Nous ne chiffrerons pas ces transferts : il suffit de constater sans risque d’erreur qu' ils sont énormes, et pourtant possibles et nécessaires.
Certains des pays africains sont aujourd’hui en train de quémander et parfois d’obtenir le financement d’ambitieux projets industriels auprès de nouveaux partenaires.
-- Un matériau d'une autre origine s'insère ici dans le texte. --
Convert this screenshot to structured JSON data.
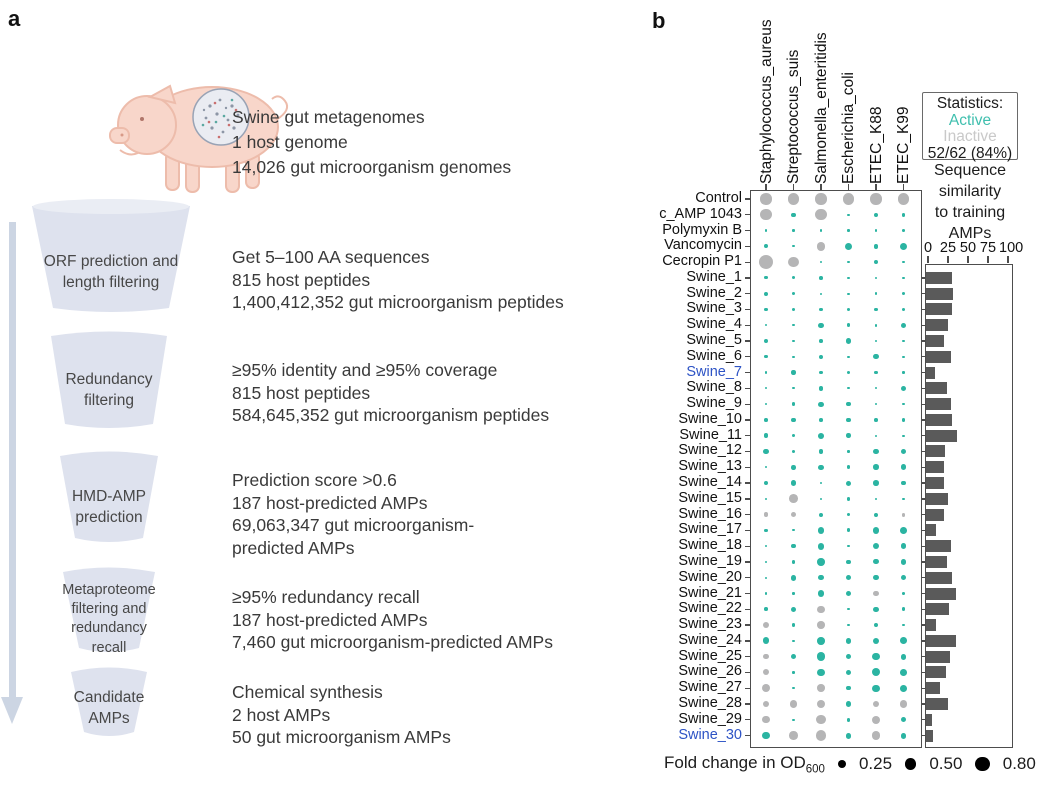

Ainsi l’Algérie de Bouteflika, qui n’est pourtant pas un modèle de progressisme, a lancé un méga projet « pour étancher la soif du Sud-saharien » : 750 kilomètres de canalisations amenant les eaux souterraines depuis In Salah jusqu' à Tamanrasset, grâce à vingt-quatre forages et six stations de pompage, permettant d’alimenter cette agglomération du désert en eau potable, d’y développer peut-être quelques milliers d’emplois à terme ; tout cela grâce à des entreprises chinoises, pour environ un milliard de dollars (soit trente fois moins que les dépenses militaires annuelles de la France).
Notre pays s’honorerait d’aider réellement l’Afrique à se développer, au lieu de s’y engloutir en dépenses militaires.